Written Questions & Answers from Baroness Caroline Cox 07/01/2019

Syria

Question: Baroness Cox

To ask Her Majesty’s Government, further to the Written Answer by Lord Ahmad of Wimbledon on 8 October (HL17990), what further steps they have taken to minimise the impact on civilians of sanctions imposed on Syria.

Answer: Lord Ahmad of Wimbledon

We remain at the forefront of the humanitarian response to the crisis in Syria, and have committed £2.81 billion to support Syrian civilians since 2012.

Sanctions remain a key lever in pressing the regime to engage seriously with the political process and to bring about a peaceful end to the Syrian conflict.

We actively seek to minimise the impact of sanctions on ordinary Syrians. The EU regularly considers the wider impact of Syria sanctions, most recently ahead of an EU annual review of the Syria sanctions regime which concluded in June. The EU Syria sanctions regime also has a number of exemptions in place in order to facilitate the delivery of humanitarian aid.

 

Nigeria

Question: Baroness Cox

To ask Her Majesty’s Government what representations they have made to the government of Nigeria about reports of multiple attacks, by Fulani militia in Northern and Central Belt states, of torture, murder and the destruction of homes, churches and villages.

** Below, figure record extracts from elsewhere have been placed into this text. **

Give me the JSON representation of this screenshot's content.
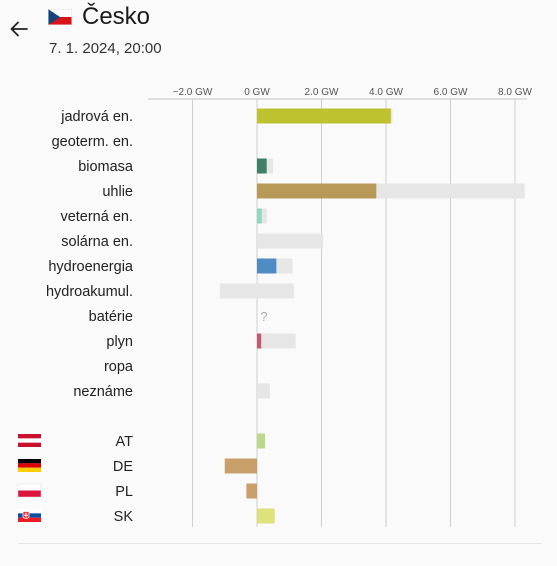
{
  "header": {
    "title": "Česko",
    "datetime": "7. 1. 2024, 20:00",
    "back_icon": "arrow-left-icon",
    "flag_icon": "flag-cz-icon"
  },
  "colors": {
    "nuclear": "#bcc32e",
    "biomass": "#3f7f66",
    "coal": "#b89a58",
    "wind": "#8fd8c0",
    "hydro": "#4e8cc4",
    "gas": "#c4596a",
    "at": "#bcd88a",
    "de": "#c9a06a",
    "pl": "#c9a06a",
    "sk": "#dde27a",
    "capacity": "#e6e6e6",
    "grid": "#cfcfcf",
    "unknown_mark": "#aaaaaa"
  },
  "chart_data": {
    "type": "bar",
    "orientation": "horizontal",
    "unit": "GW",
    "xlim": [
      -3.3,
      8.4
    ],
    "ticks": [
      -2.0,
      0,
      2.0,
      4.0,
      6.0,
      8.0
    ],
    "tick_labels": [
      "−2.0 GW",
      "0 GW",
      "2.0 GW",
      "4.0 GW",
      "6.0 GW",
      "8.0 GW"
    ],
    "production": [
      {
        "label": "jadrová en.",
        "value": 4.15,
        "capacity": [
          0,
          4.2
        ],
        "color": "nuclear"
      },
      {
        "label": "geoterm. en.",
        "value": 0,
        "capacity": null,
        "color": "nuclear"
      },
      {
        "label": "biomasa",
        "value": 0.3,
        "capacity": [
          0,
          0.5
        ],
        "color": "biomass"
      },
      {
        "label": "uhlie",
        "value": 3.7,
        "capacity": [
          0,
          8.3
        ],
        "color": "coal"
      },
      {
        "label": "veterná en.",
        "value": 0.15,
        "capacity": [
          0,
          0.3
        ],
        "color": "wind"
      },
      {
        "label": "solárna en.",
        "value": 0,
        "capacity": [
          0,
          2.05
        ],
        "color": "nuclear"
      },
      {
        "label": "hydroenergia",
        "value": 0.6,
        "capacity": [
          0,
          1.1
        ],
        "color": "hydro"
      },
      {
        "label": "hydroakumul.",
        "value": 0,
        "capacity": [
          -1.15,
          1.15
        ],
        "color": "hydro"
      },
      {
        "label": "batérie",
        "value": null,
        "unknown": "?",
        "capacity": null,
        "color": "nuclear"
      },
      {
        "label": "plyn",
        "value": 0.13,
        "capacity": [
          0,
          1.2
        ],
        "color": "gas"
      },
      {
        "label": "ropa",
        "value": 0,
        "capacity": null,
        "color": "nuclear"
      },
      {
        "label": "neznáme",
        "value": 0,
        "capacity": [
          0,
          0.4
        ],
        "color": "nuclear"
      }
    ],
    "exchange": [
      {
        "label": "AT",
        "value": 0.25,
        "color": "at",
        "flag": "flag-at-icon"
      },
      {
        "label": "DE",
        "value": -1.0,
        "color": "de",
        "flag": "flag-de-icon"
      },
      {
        "label": "PL",
        "value": -0.33,
        "color": "pl",
        "flag": "flag-pl-icon"
      },
      {
        "label": "SK",
        "value": 0.55,
        "color": "sk",
        "flag": "flag-sk-icon"
      }
    ]
  }
}
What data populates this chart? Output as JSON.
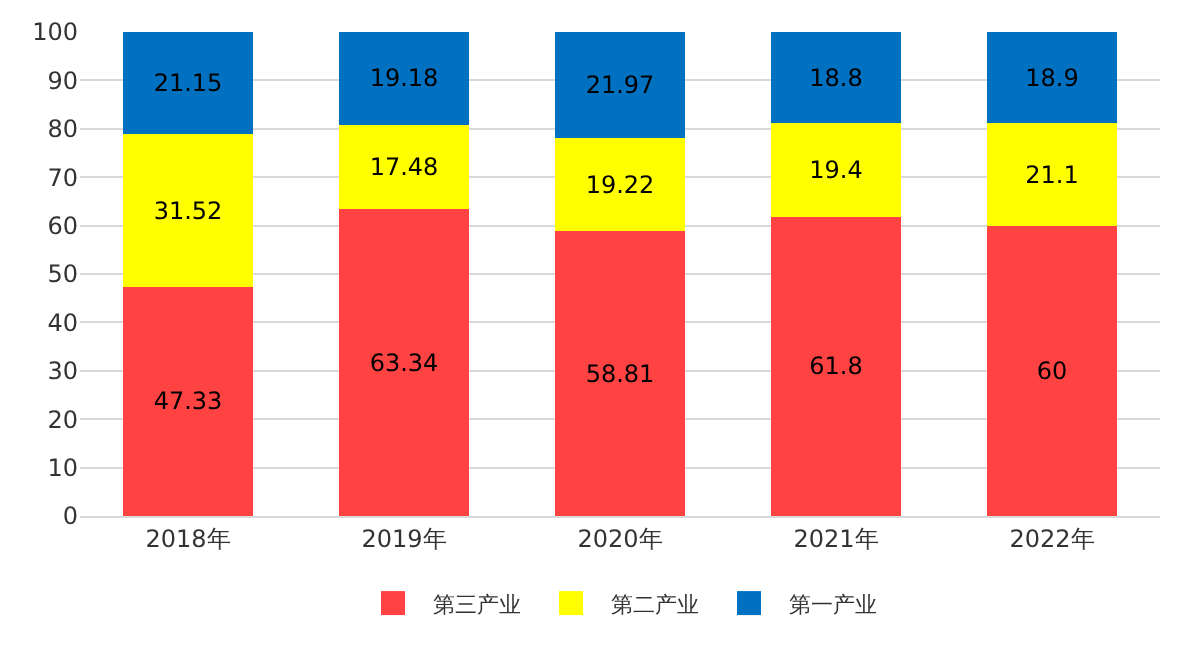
{
  "chart_data": {
    "type": "bar",
    "stacked": true,
    "categories": [
      "2018年",
      "2019年",
      "2020年",
      "2021年",
      "2022年"
    ],
    "series": [
      {
        "name": "第三产业",
        "color": "#ff4343",
        "values": [
          47.33,
          63.34,
          58.81,
          61.8,
          60
        ]
      },
      {
        "name": "第二产业",
        "color": "#ffff00",
        "values": [
          31.52,
          17.48,
          19.22,
          19.4,
          21.1
        ]
      },
      {
        "name": "第一产业",
        "color": "#0070c0",
        "values": [
          21.15,
          19.18,
          21.97,
          18.8,
          18.9
        ]
      }
    ],
    "ylim": [
      0,
      100
    ],
    "yticks": [
      0,
      10,
      20,
      30,
      40,
      50,
      60,
      70,
      80,
      90,
      100
    ],
    "grid": "y",
    "legend": "bottom",
    "data_labels": true
  }
}
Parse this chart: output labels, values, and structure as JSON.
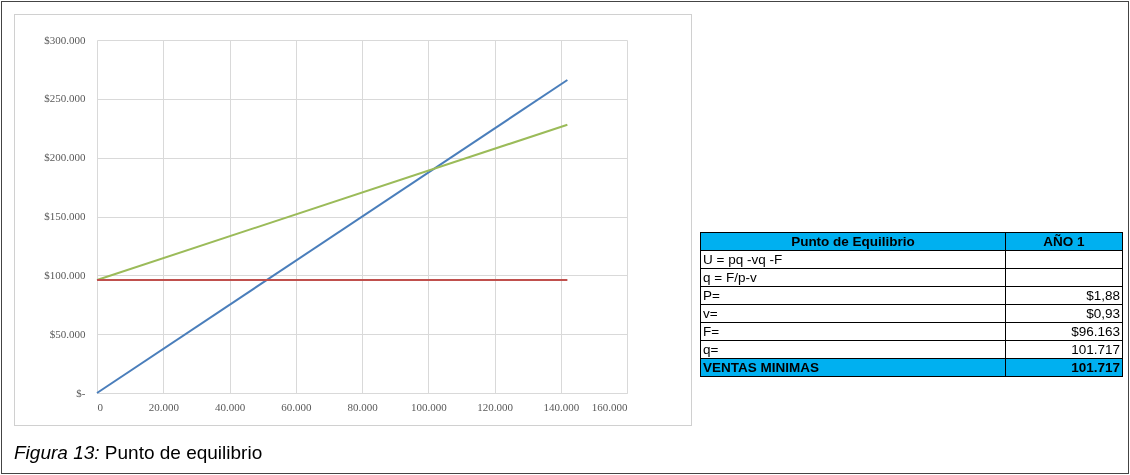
{
  "chart_data": [
    {
      "type": "line",
      "annotations": [
        "Figura 13: Punto de equilibrio"
      ],
      "xlim": [
        0,
        160000
      ],
      "xticks": [
        0,
        {
          "value": 20000,
          "label": "20.000"
        },
        {
          "value": 40000,
          "label": "40.000"
        },
        {
          "value": 60000,
          "label": "60.000"
        },
        {
          "value": 80000,
          "label": "80.000"
        },
        {
          "value": 100000,
          "label": "100.000"
        },
        {
          "value": 120000,
          "label": "120.000"
        },
        {
          "value": 140000,
          "label": "140.000"
        },
        {
          "value": 160000,
          "label": "160.000"
        }
      ],
      "ylim": [
        0,
        300000
      ],
      "yticks": [
        {
          "value": 0,
          "label": "$-"
        },
        {
          "value": 50000,
          "label": "$50.000"
        },
        {
          "value": 100000,
          "label": "$100.000"
        },
        {
          "value": 150000,
          "label": "$150.000"
        },
        {
          "value": 200000,
          "label": "$200.000"
        },
        {
          "value": 250000,
          "label": "$250.000"
        },
        {
          "value": 300000,
          "label": "$300.000"
        }
      ],
      "grid": true,
      "line_style": "solid",
      "x": [
        0,
        142000
      ],
      "series": [
        {
          "color": "#4a7ebb",
          "values": [
            0,
            266000
          ]
        },
        {
          "color": "#9bbb59",
          "values": [
            96000,
            228000
          ]
        },
        {
          "color": "#c0504d",
          "values": [
            96000,
            96000
          ]
        }
      ]
    },
    {
      "type": "other",
      "annotations": [
        "Punto de Equilibrio",
        "AÑO 1"
      ],
      "categories": [
        "U = pq -vq -F",
        "q = F/p-v",
        "P=",
        "v=",
        "F=",
        "q=",
        "VENTAS MINIMAS"
      ],
      "value_labels": [
        null,
        null,
        "$1,88",
        "$0,93",
        "$96.163",
        "101.717",
        "101.717"
      ]
    }
  ]
}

Answer: Lord Ahmad of Wimbledon

We remain concerned by intercommunal violence in Nigeria and the devastating impact it has had on affected communities including heavy loss of life. We continue to push for a solution that meets the needs of all communities affected. We regularly raise our concerns with the Government of Nigeria at the highest levels. The Secretary of State for International Development raised the issue with the Nigerian Vice President and the Governor of Kaduna during his visit in July. He highlighted how factors including ethnicity, religion and climate change are driving intercommunal violence across Nigeria. The UK, including the British High Commission in Abuja, will continue to engage closely with the federal government, state government, international partners and the National Economic Council to help address the underlying issues that cause conflict.